How Laser Tattoo Removal Works?
Updated: Sep 26, 2018
Before reading this article please note structure of tattoo ink (Tattoo for Body) is very different with cosmetic tattoo pigment (Known as permanent makeup/micropigmentation/microblading) Removal tattoo process is way more complicated than tattooing. It involves physics like thermodynamics, optics, even biology and chemistry are involved. We want to know how to remove a tattoo ink with a laser? If you get a little drop of tattoo ink and slide and place under a microscope you will see some metals. When we zoom in you can see these little bitty ink particles moving around, and then there's these much bigger chunks. During tattoo Multiple needles are puncturing your skin and dragging both big and little ink particles
down through the epidermis into the dermis. From the moment the tattoo is placed however your body's trying to get rid of it. Your body recognizes that it's foreign material as if you got a sliver under your skin. So your immune system is coming over looking at this stuff going "hey this doesn't belong here". White blood cells come in to remove the pigment.
Now the white blood cell is a very small little cell whereas the pigment granule is a relatively large structure if you looked at it under the microscope.
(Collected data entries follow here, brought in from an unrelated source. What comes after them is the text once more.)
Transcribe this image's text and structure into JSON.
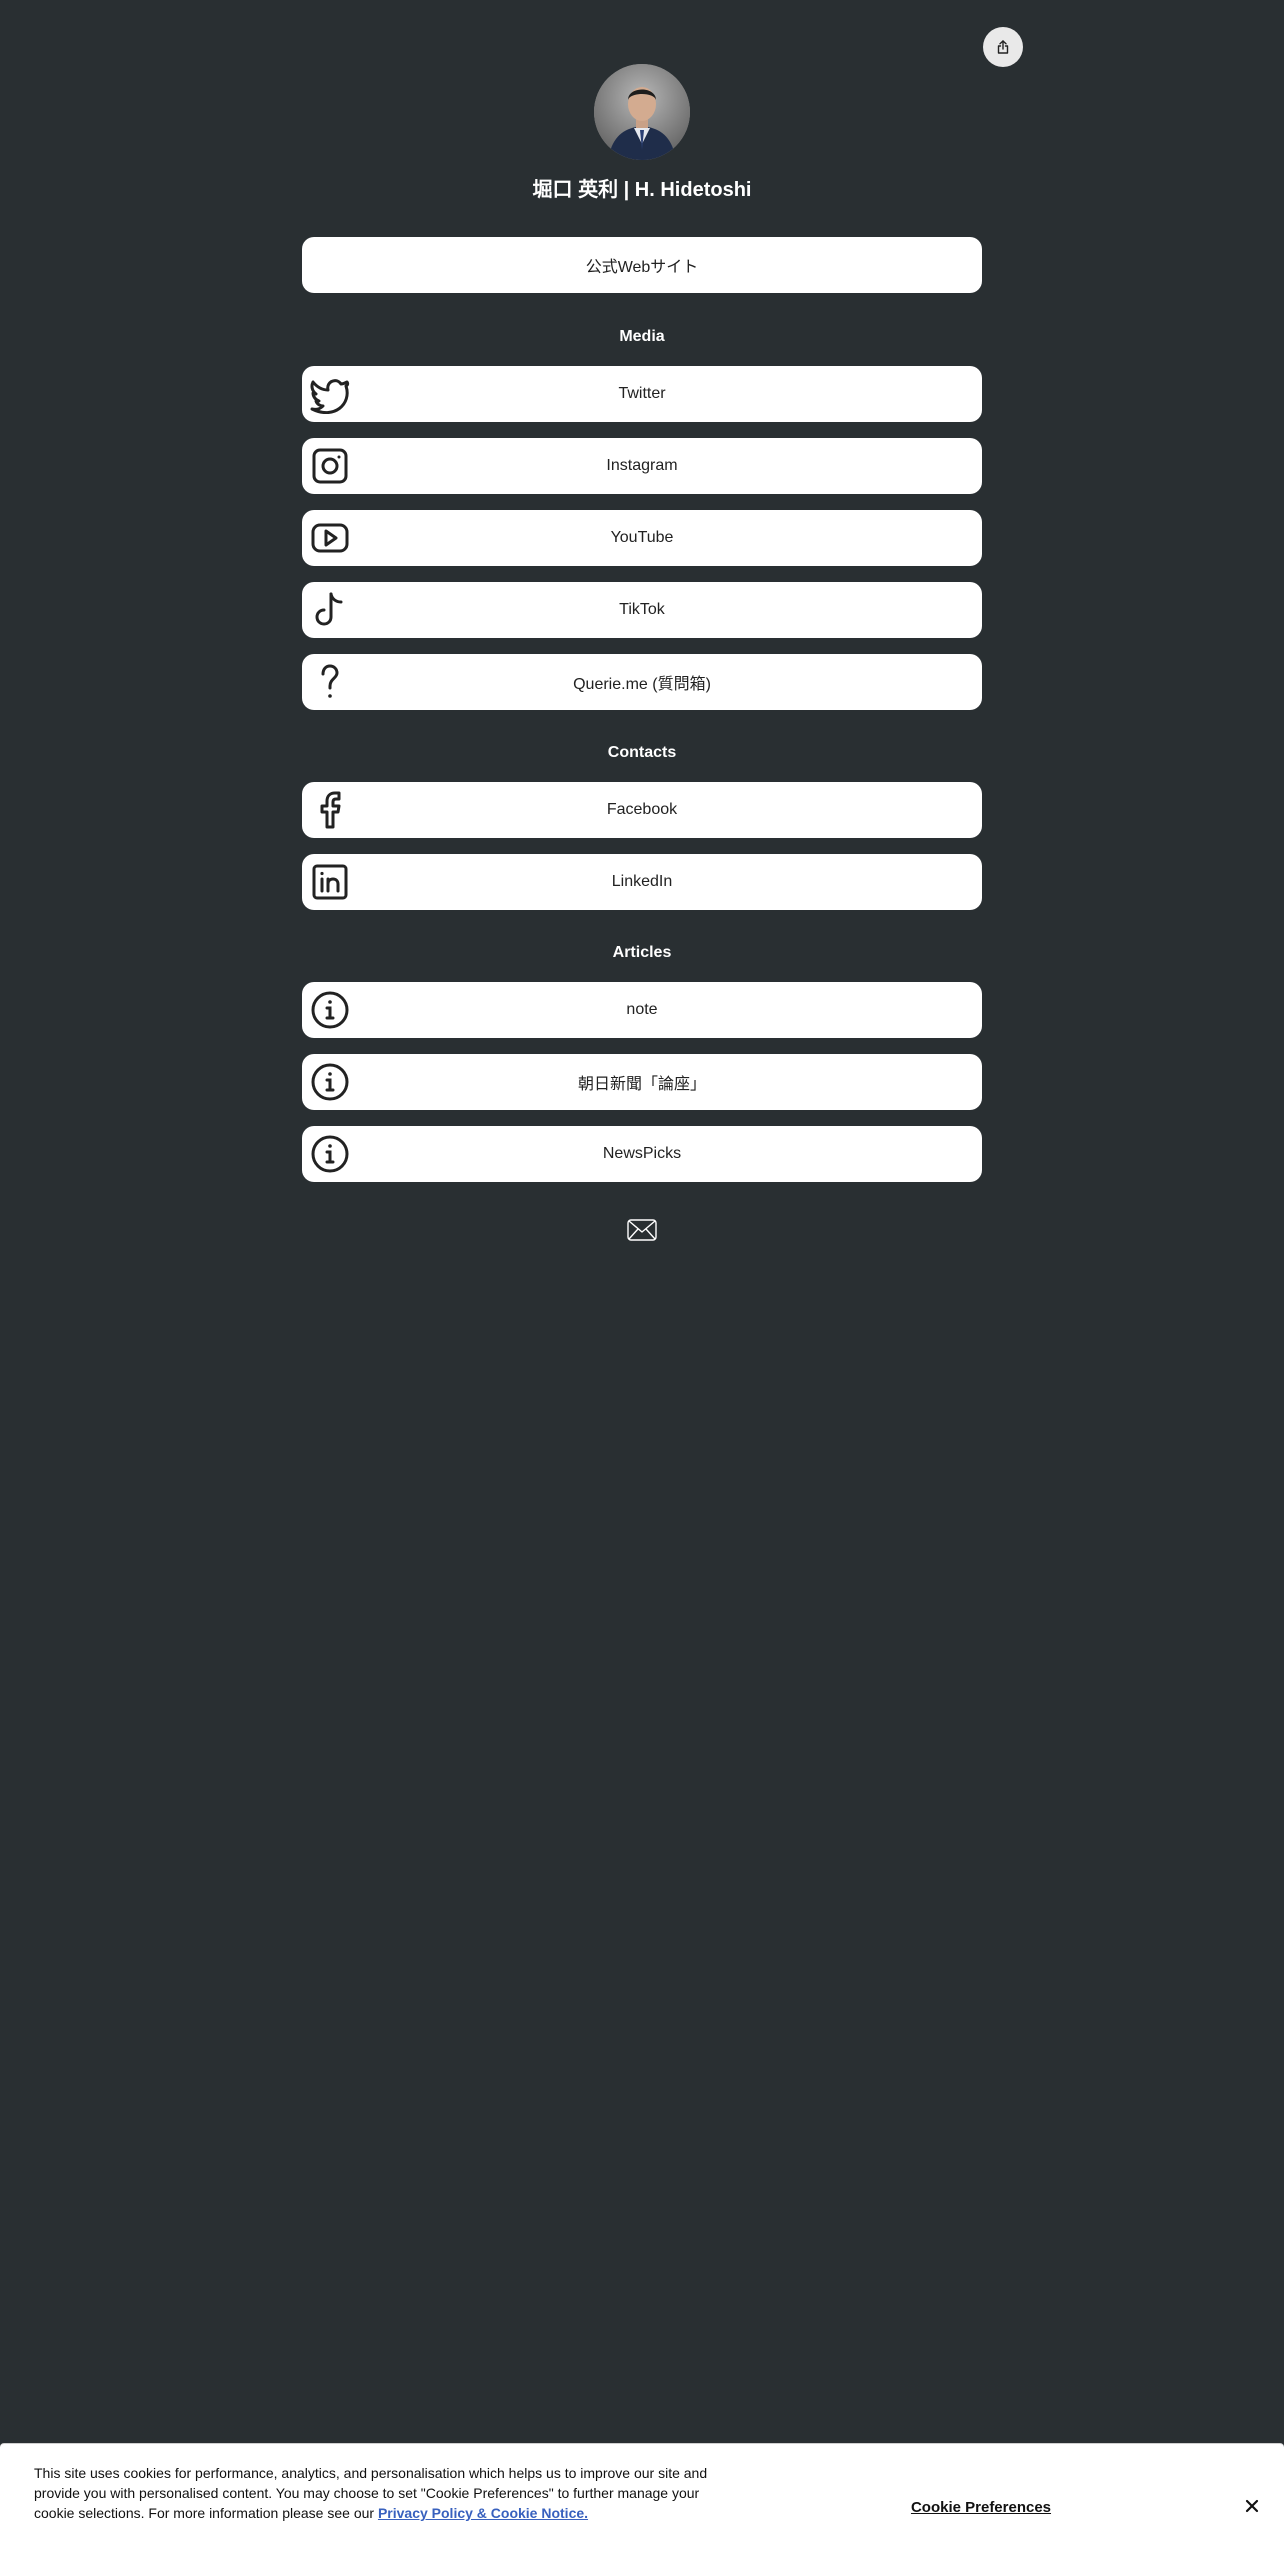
{
  "profile": {
    "name": "堀口 英利 | H. Hidetoshi"
  },
  "links_top": [
    {
      "label": "公式Webサイト",
      "icon": "none"
    }
  ],
  "sections": {
    "media": {
      "title": "Media",
      "links": [
        {
          "label": "Twitter",
          "icon": "twitter-icon"
        },
        {
          "label": "Instagram",
          "icon": "instagram-icon"
        },
        {
          "label": "YouTube",
          "icon": "youtube-icon"
        },
        {
          "label": "TikTok",
          "icon": "tiktok-icon"
        },
        {
          "label": "Querie.me (質問箱)",
          "icon": "question-icon"
        }
      ]
    },
    "contacts": {
      "title": "Contacts",
      "links": [
        {
          "label": "Facebook",
          "icon": "facebook-icon"
        },
        {
          "label": "LinkedIn",
          "icon": "linkedin-icon"
        }
      ]
    },
    "articles": {
      "title": "Articles",
      "links": [
        {
          "label": "note",
          "icon": "info-icon"
        },
        {
          "label": "朝日新聞「論座」",
          "icon": "info-icon"
        },
        {
          "label": "NewsPicks",
          "icon": "info-icon"
        }
      ]
    }
  },
  "icons": {
    "share": "share-icon",
    "mail": "mail-icon",
    "close": "close-icon"
  },
  "cookie_banner": {
    "text": "This site uses cookies for performance, analytics, and personalisation which helps us to improve our site and provide you with personalised content. You may choose to set \"Cookie Preferences\" to further manage your cookie selections. For more information please see our ",
    "link_label": "Privacy Policy & Cookie Notice.",
    "preferences_label": "Cookie Preferences"
  },
  "colors": {
    "background": "#292f32",
    "button": "#ffffff",
    "button_text": "#222222",
    "link": "#3860be"
  }
}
That white blood cell actually comes over and tries to engulf the pigment granule, and because the white cell is so small and the pigment granule is so big, that munching away is a very difficult thing. It's like trying to take a bite out of an elephant. That's why tattoos are permanent? but that's also why they fade right, because part of the ink is drug away but part of the ink stays. If you look at a freshly placed tattoo, it looks very sharp, it has very clean edges, very clear colors, very crisp. If you look at a tattoo for years ago, that tattoo's starting
to look faded. Because what's happening is that pigment is being eaten by those white blood cells and carried through the lymphatics of the skin, because it's headed for your liver, if you have the right type of laser removal, when you hit it with a pulse of light, that pigment granule will shatter. As you shatter the pigment granules you're making them smaller and more edible. So you're accelerating the speed with which the white blood cells can remove the pigment. the white blood cells are trying to take it to the liver. That's the way out. The laser gonna zap the ink and then the white blood cells are gonna go grab the broken up ink particles and take it to the liver. Through the lymphatic channels of the skin, into the larger lymph channels deeper down, and ultimately through the liver for cleaning up and excretion. It might takes a few removal treatments before the body can fully process the ink.